I recently wrote about how Skype is going to be using the revenue generated from the IPO to attack the business market. The company does a good job highlighting its penetration into fringe business cases--mobility and international calling--and emerging business cases, such as video calling, but perceptions of Skype as prone to security and other problems have been a barrier to enterprise-grade use. Should you consider Skype for enterprise-wide deployment? Let's discuss.
That Skype is setting its sights beyond the SMB is obvious. Read the Security and Exchange Commision S1 filing Skype just issued: "We believe there is a significant opportunity to better serve the communications needs of the small and medium enterprise segment, as well as larger enterprise customers."
In truth, tackling the enterprise will be an uphill battle for Skype. If you're like most IT managers, anything that smacks of P2P file transfer is something that you want out of your corporate networks. P2P file transfer programs are widely seen as leading causes of malware distribution, so there's a natural resistance to Skype, particularly with a distributed architecture that's radically different than the classical PBX and IP-PBX architectures. Notions of uptime metrics, scaling, etc must evolve in a network where there is no single switching complex or gateway. Skype is still seen as major security risk by most managers.

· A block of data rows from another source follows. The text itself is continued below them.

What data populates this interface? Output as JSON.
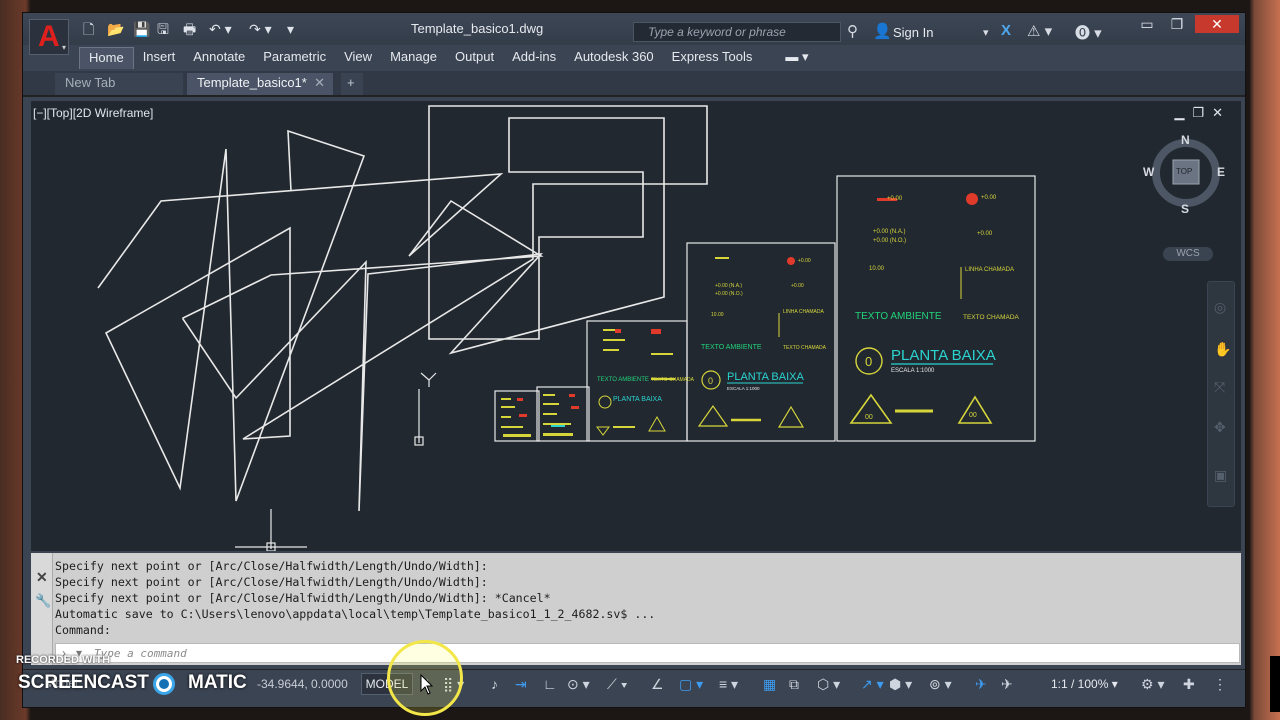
{
  "window": {
    "doc_title": "Template_basico1.dwg",
    "search_placeholder": "Type a keyword or phrase",
    "sign_in": "Sign In",
    "minimize": "▭",
    "restore": "❐",
    "close": "✕"
  },
  "ribbon": {
    "tabs": [
      "Home",
      "Insert",
      "Annotate",
      "Parametric",
      "View",
      "Manage",
      "Output",
      "Add-ins",
      "Autodesk 360",
      "Express Tools"
    ]
  },
  "doc_tabs": {
    "new_tab": "New Tab",
    "current": "Template_basico1*",
    "close": "✕",
    "add": "+"
  },
  "viewport": {
    "label": "[−][Top][2D Wireframe]",
    "controls": "▁❐✕",
    "viewcube": {
      "n": "N",
      "s": "S",
      "e": "E",
      "w": "W",
      "top": "TOP"
    },
    "wcs": "WCS",
    "ucs_y": "Y"
  },
  "drawing": {
    "texto_ambiente": "TEXTO AMBIENTE",
    "texto_chamada": "TEXTO CHAMADA",
    "planta_baixa": "PLANTA BAIXA",
    "escala": "ESCALA 1:1000",
    "linha_chamada": "LINHA CHAMADA",
    "elev1": "+0.00",
    "elev2": "+0.00 (N.A.)",
    "elev3": "+0.00 (N.O.)",
    "elev4": "10.00",
    "num": "0",
    "sub": "00"
  },
  "command": {
    "lines": [
      "Specify next point or [Arc/Close/Halfwidth/Length/Undo/Width]:",
      "Specify next point or [Arc/Close/Halfwidth/Length/Undo/Width]:",
      "Specify next point or [Arc/Close/Halfwidth/Length/Undo/Width]: *Cancel*",
      "Automatic save to C:\\Users\\lenovo\\appdata\\local\\temp\\Template_basico1_1_2_4682.sv$ ...",
      "Command:"
    ],
    "placeholder": "Type a command"
  },
  "status": {
    "model_tab": "Model",
    "coords": "-34.9644, 0.0000",
    "model_button": "MODEL",
    "scale": "1:1 / 100% ▾"
  },
  "watermark": {
    "recorded": "RECORDED WITH",
    "screencast": "SCREENCAST",
    "matic": "MATIC"
  },
  "colors": {
    "accent_blue": "#3d9cf0",
    "acad_red": "#e0201c",
    "cursor_halo": "#f2e649"
  }
}
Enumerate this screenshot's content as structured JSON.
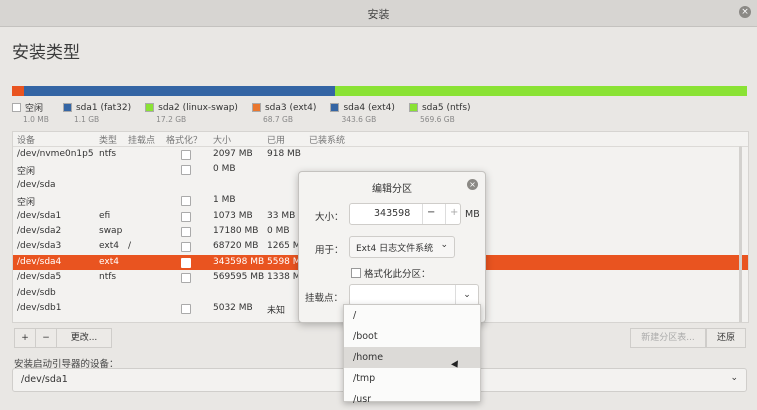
{
  "window": {
    "title": "安装",
    "close_icon": "×"
  },
  "page_title": "安装类型",
  "partition_bar": [
    {
      "color": "#e95420",
      "fraction": 0.016
    },
    {
      "color": "#3465a4",
      "fraction": 0.423
    },
    {
      "color": "#8ae234",
      "fraction": 0.561
    }
  ],
  "legend": [
    {
      "label": "空闲",
      "size": "1.0 MB",
      "color": "#ffffff"
    },
    {
      "label": "sda1 (fat32)",
      "size": "1.1 GB",
      "color": "#3465a4"
    },
    {
      "label": "sda2 (linux-swap)",
      "size": "17.2 GB",
      "color": "#8ae234"
    },
    {
      "label": "sda3 (ext4)",
      "size": "68.7 GB",
      "color": "#e9772f"
    },
    {
      "label": "sda4 (ext4)",
      "size": "343.6 GB",
      "color": "#3465a4"
    },
    {
      "label": "sda5 (ntfs)",
      "size": "569.6 GB",
      "color": "#8ae234"
    }
  ],
  "table": {
    "headers": {
      "device": "设备",
      "type": "类型",
      "mount": "挂载点",
      "format": "格式化？",
      "size": "大小",
      "used": "已用",
      "installed": "已装系统"
    },
    "rows": [
      {
        "device": "/dev/nvme0n1p5",
        "type": "ntfs",
        "mount": "",
        "check": true,
        "size": "2097 MB",
        "used": "918 MB"
      },
      {
        "device": "空闲",
        "type": "",
        "mount": "",
        "check": true,
        "size": "0 MB",
        "used": ""
      },
      {
        "device": "/dev/sda",
        "type": "",
        "mount": "",
        "check": false,
        "size": "",
        "used": ""
      },
      {
        "device": "空闲",
        "type": "",
        "mount": "",
        "check": true,
        "size": "1 MB",
        "used": ""
      },
      {
        "device": "/dev/sda1",
        "type": "efi",
        "mount": "",
        "check": true,
        "size": "1073 MB",
        "used": "33 MB"
      },
      {
        "device": "/dev/sda2",
        "type": "swap",
        "mount": "",
        "check": true,
        "size": "17180 MB",
        "used": "0 MB"
      },
      {
        "device": "/dev/sda3",
        "type": "ext4",
        "mount": "/",
        "check": true,
        "size": "68720 MB",
        "used": "1265 MB"
      },
      {
        "device": "/dev/sda4",
        "type": "ext4",
        "mount": "",
        "check": true,
        "size": "343598 MB",
        "used": "5598 MB",
        "selected": true
      },
      {
        "device": "/dev/sda5",
        "type": "ntfs",
        "mount": "",
        "check": true,
        "size": "569595 MB",
        "used": "1338 MB"
      },
      {
        "device": "/dev/sdb",
        "type": "",
        "mount": "",
        "check": false,
        "size": "",
        "used": ""
      },
      {
        "device": "/dev/sdb1",
        "type": "",
        "mount": "",
        "check": true,
        "size": "5032 MB",
        "used": "未知"
      }
    ]
  },
  "toolbar": {
    "add": "+",
    "remove": "−",
    "change": "更改...",
    "new_table": "新建分区表...",
    "revert": "还原"
  },
  "bootloader": {
    "label": "安装启动引导器的设备：",
    "value": "/dev/sda1"
  },
  "dialog": {
    "title": "编辑分区",
    "size_label": "大小：",
    "size_value": "343598",
    "size_minus": "−",
    "size_plus": "+",
    "size_unit": "MB",
    "use_label": "用于：",
    "use_value": "Ext4 日志文件系统",
    "format_label": "格式化此分区：",
    "mount_label": "挂载点："
  },
  "mount_menu": [
    "/",
    "/boot",
    "/home",
    "/tmp",
    "/usr"
  ]
}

When I helped develop the new release of the Skype Administrator's Guide, I was fortunate enough to spend quite a bit of time working with the engineers behind Skype for Business. It was clear to me then that they understand these perceptions, and the potential security risks implicit in deploying Skype, the risks of malware distribution, eavesdropping and intercepted calls and more. They had thought through those issues and built in the necessary measures to secure Skype.

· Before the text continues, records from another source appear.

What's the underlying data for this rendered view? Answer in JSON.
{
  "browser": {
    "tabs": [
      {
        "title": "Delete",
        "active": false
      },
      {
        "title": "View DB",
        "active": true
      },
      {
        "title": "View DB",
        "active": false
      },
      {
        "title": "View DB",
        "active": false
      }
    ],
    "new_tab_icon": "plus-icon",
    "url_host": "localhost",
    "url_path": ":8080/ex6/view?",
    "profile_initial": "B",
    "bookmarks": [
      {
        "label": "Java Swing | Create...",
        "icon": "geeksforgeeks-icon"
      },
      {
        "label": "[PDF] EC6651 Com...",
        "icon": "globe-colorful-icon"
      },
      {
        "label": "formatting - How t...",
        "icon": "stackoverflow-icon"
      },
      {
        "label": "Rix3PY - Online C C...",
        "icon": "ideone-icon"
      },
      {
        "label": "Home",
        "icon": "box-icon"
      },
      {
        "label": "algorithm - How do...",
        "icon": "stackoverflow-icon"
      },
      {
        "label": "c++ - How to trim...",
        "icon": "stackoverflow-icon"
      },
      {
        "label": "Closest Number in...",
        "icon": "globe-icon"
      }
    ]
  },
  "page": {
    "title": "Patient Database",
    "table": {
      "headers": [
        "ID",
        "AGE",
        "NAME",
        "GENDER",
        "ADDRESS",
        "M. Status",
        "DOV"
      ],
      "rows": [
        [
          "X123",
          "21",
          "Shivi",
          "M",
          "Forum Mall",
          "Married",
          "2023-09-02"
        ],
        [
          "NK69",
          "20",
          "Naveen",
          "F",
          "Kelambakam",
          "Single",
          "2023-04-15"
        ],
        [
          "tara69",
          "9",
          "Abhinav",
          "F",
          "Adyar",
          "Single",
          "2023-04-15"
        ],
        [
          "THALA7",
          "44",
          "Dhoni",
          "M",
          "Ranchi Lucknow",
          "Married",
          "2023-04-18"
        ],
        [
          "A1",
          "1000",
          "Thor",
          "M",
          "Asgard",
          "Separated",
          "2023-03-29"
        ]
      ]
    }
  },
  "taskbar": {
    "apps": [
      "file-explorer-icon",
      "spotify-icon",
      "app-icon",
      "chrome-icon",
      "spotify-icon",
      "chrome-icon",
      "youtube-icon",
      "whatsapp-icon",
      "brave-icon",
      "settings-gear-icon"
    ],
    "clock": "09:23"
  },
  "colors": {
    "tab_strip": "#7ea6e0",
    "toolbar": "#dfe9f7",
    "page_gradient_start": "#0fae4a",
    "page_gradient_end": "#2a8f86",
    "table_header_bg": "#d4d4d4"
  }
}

On a broader level, Skype has developed a new suite of business-focused products. Skype created a centralized management overlay to the Skype network, re-branding the Business Control Panel as Skype Manager. The software console allows businesses to create Skype accounts, purchase paid products, manage and pay for the use of Skype products by their employees.
Skype also added ways of tying into existing telephony infrastructure. Businesses can connect PBXs to Skype through Skype trunks with Skype Connect (or what's been referred to as Skype for SIP). Skype Connect already has over 2,400 active global customers and has already been certified by Avaya, Cisco, SIPfoundry and ShoreTel, among others, as interoperable with their products. Skype for Asterisk allows for Skype integration into the Asterisk environments. At the same time, Skype is building out the necessary support services for delivering enterprises-grade services. Sales teams have been improved and there's talk about paid, 24x7 support.

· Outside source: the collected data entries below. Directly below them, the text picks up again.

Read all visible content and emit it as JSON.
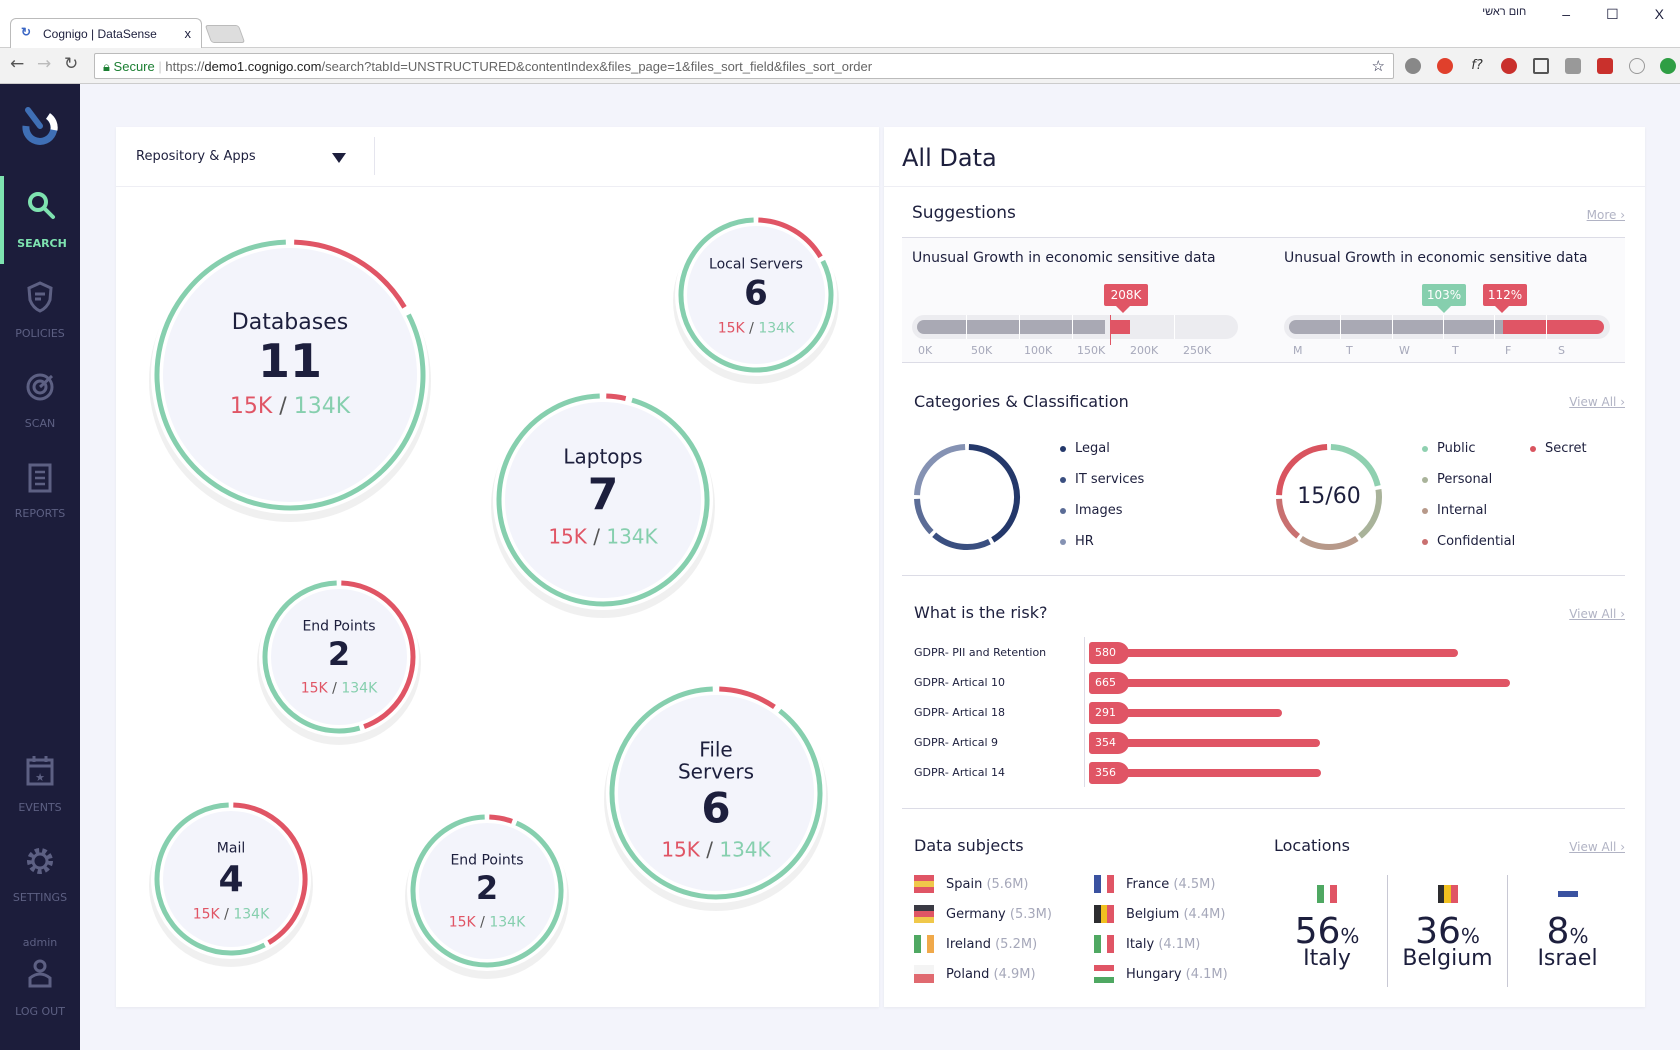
{
  "browser": {
    "tab_title": "Cognigo | DataSense",
    "tab_close": "x",
    "window_label": "חום ראשי",
    "min": "–",
    "max": "☐",
    "close": "X",
    "secure": "Secure",
    "url_scheme": "https://",
    "url_host": "demo1.cognigo.com",
    "url_path": "/search?tabId=UNSTRUCTURED&contentIndex&files_page=1&files_sort_field&files_sort_order"
  },
  "sidebar": {
    "items": [
      {
        "label": "SEARCH",
        "icon": "search-icon",
        "active": true
      },
      {
        "label": "POLICIES",
        "icon": "shield-icon"
      },
      {
        "label": "SCAN",
        "icon": "target-icon"
      },
      {
        "label": "REPORTS",
        "icon": "clipboard-icon"
      },
      {
        "label": "EVENTS",
        "icon": "calendar-star-icon"
      },
      {
        "label": "SETTINGS",
        "icon": "gear-icon"
      }
    ],
    "user": "admin",
    "logout": "LOG OUT"
  },
  "colors": {
    "accent": "#7ee3b0",
    "red": "#e05565",
    "green": "#86cfae",
    "sidebar": "#1c1d3b"
  },
  "left": {
    "dropdown": "Repository & Apps",
    "bubbles": [
      {
        "name": "Databases",
        "count": "11",
        "a": "15K",
        "b": "134K",
        "red_fraction": 0.17
      },
      {
        "name": "Local Servers",
        "count": "6",
        "a": "15K",
        "b": "134K",
        "red_fraction": 0.17
      },
      {
        "name": "Laptops",
        "count": "7",
        "a": "15K",
        "b": "134K",
        "red_fraction": 0.04
      },
      {
        "name": "End Points",
        "count": "2",
        "a": "15K",
        "b": "134K",
        "red_fraction": 0.45
      },
      {
        "name": "File Servers",
        "count": "6",
        "a": "15K",
        "b": "134K",
        "red_fraction": 0.1
      },
      {
        "name": "Mail",
        "count": "4",
        "a": "15K",
        "b": "134K",
        "red_fraction": 0.42
      },
      {
        "name": "End Points",
        "count": "2",
        "a": "15K",
        "b": "134K",
        "red_fraction": 0.06
      }
    ]
  },
  "right": {
    "title": "All Data",
    "suggestions": {
      "title": "Suggestions",
      "more": "More ›",
      "card1": {
        "title": "Unusual Growth in economic sensitive data",
        "marker": "208K",
        "ticks": [
          "0K",
          "50K",
          "100K",
          "150K",
          "200K",
          "250K"
        ],
        "value": 208,
        "threshold": 170
      },
      "card2": {
        "title": "Unusual Growth in economic sensitive data",
        "marker_green": "103%",
        "marker_red": "112%",
        "ticks": [
          "M",
          "T",
          "W",
          "T",
          "F",
          "S"
        ]
      }
    },
    "categories": {
      "title": "Categories & Classification",
      "view_all": "View All ›",
      "legend1": [
        {
          "label": "Legal",
          "color": "#24386a"
        },
        {
          "label": "IT services",
          "color": "#3a4f80"
        },
        {
          "label": "Images",
          "color": "#5b6c96"
        },
        {
          "label": "HR",
          "color": "#8592b3"
        }
      ],
      "center2": "15/60",
      "legend2": [
        {
          "label": "Public",
          "color": "#8fd0b0"
        },
        {
          "label": "Personal",
          "color": "#a9b39a"
        },
        {
          "label": "Internal",
          "color": "#b7998a"
        },
        {
          "label": "Confidential",
          "color": "#c97070"
        },
        {
          "label": "Secret",
          "color": "#d9545f"
        }
      ]
    },
    "risk": {
      "title": "What is the risk?",
      "view_all": "View All ›",
      "rows": [
        {
          "label": "GDPR- PII and Retention",
          "value": 580
        },
        {
          "label": "GDPR- Artical 10",
          "value": 665
        },
        {
          "label": "GDPR- Artical 18",
          "value": 291
        },
        {
          "label": "GDPR- Artical 9",
          "value": 354
        },
        {
          "label": "GDPR- Artical 14",
          "value": 356
        }
      ]
    },
    "subjects": {
      "title": "Data subjects",
      "items": [
        {
          "country": "Spain",
          "count": "(5.6M)"
        },
        {
          "country": "Germany",
          "count": "(5.3M)"
        },
        {
          "country": "Ireland",
          "count": "(5.2M)"
        },
        {
          "country": "Poland",
          "count": "(4.9M)"
        },
        {
          "country": "France",
          "count": "(4.5M)"
        },
        {
          "country": "Belgium",
          "count": "(4.4M)"
        },
        {
          "country": "Italy",
          "count": "(4.1M)"
        },
        {
          "country": "Hungary",
          "count": "(4.1M)"
        }
      ]
    },
    "locations": {
      "title": "Locations",
      "view_all": "View All ›",
      "items": [
        {
          "pct": "56",
          "unit": "%",
          "country": "Italy"
        },
        {
          "pct": "36",
          "unit": "%",
          "country": "Belgium"
        },
        {
          "pct": "8",
          "unit": "%",
          "country": "Israel"
        }
      ]
    }
  }
}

So should you consider Skype for your Business? Certainly, if you're considering a new deployment, but even in existing deployments Skype has lots going for it. Keep in mind, however, that while Skype has gone to great lengths to improve the availability of its network and to make it easier to diagnose problems with the client, all softphone quality remains unpredictable, highly susceptible to the processes running in the client and network traffic conditions. Skype already has consumer-grade telephones that can utilize its network. It should consider providing the same for business-grade telephones.
Directory integration will also remain an issue. Enterprises today have their personnel and extension information already stored in a directory, such as LDAP. Tapping into those databases will make Skype significantly easier to roll out within the organization. Finally, compliance remains a problem. Right now, there are no integrated compliance mechanisms with Skype. You can't, for example, log chats in Skype for Business in a centralized location. Similarly, calls are encrypted, which makes call logging a problem.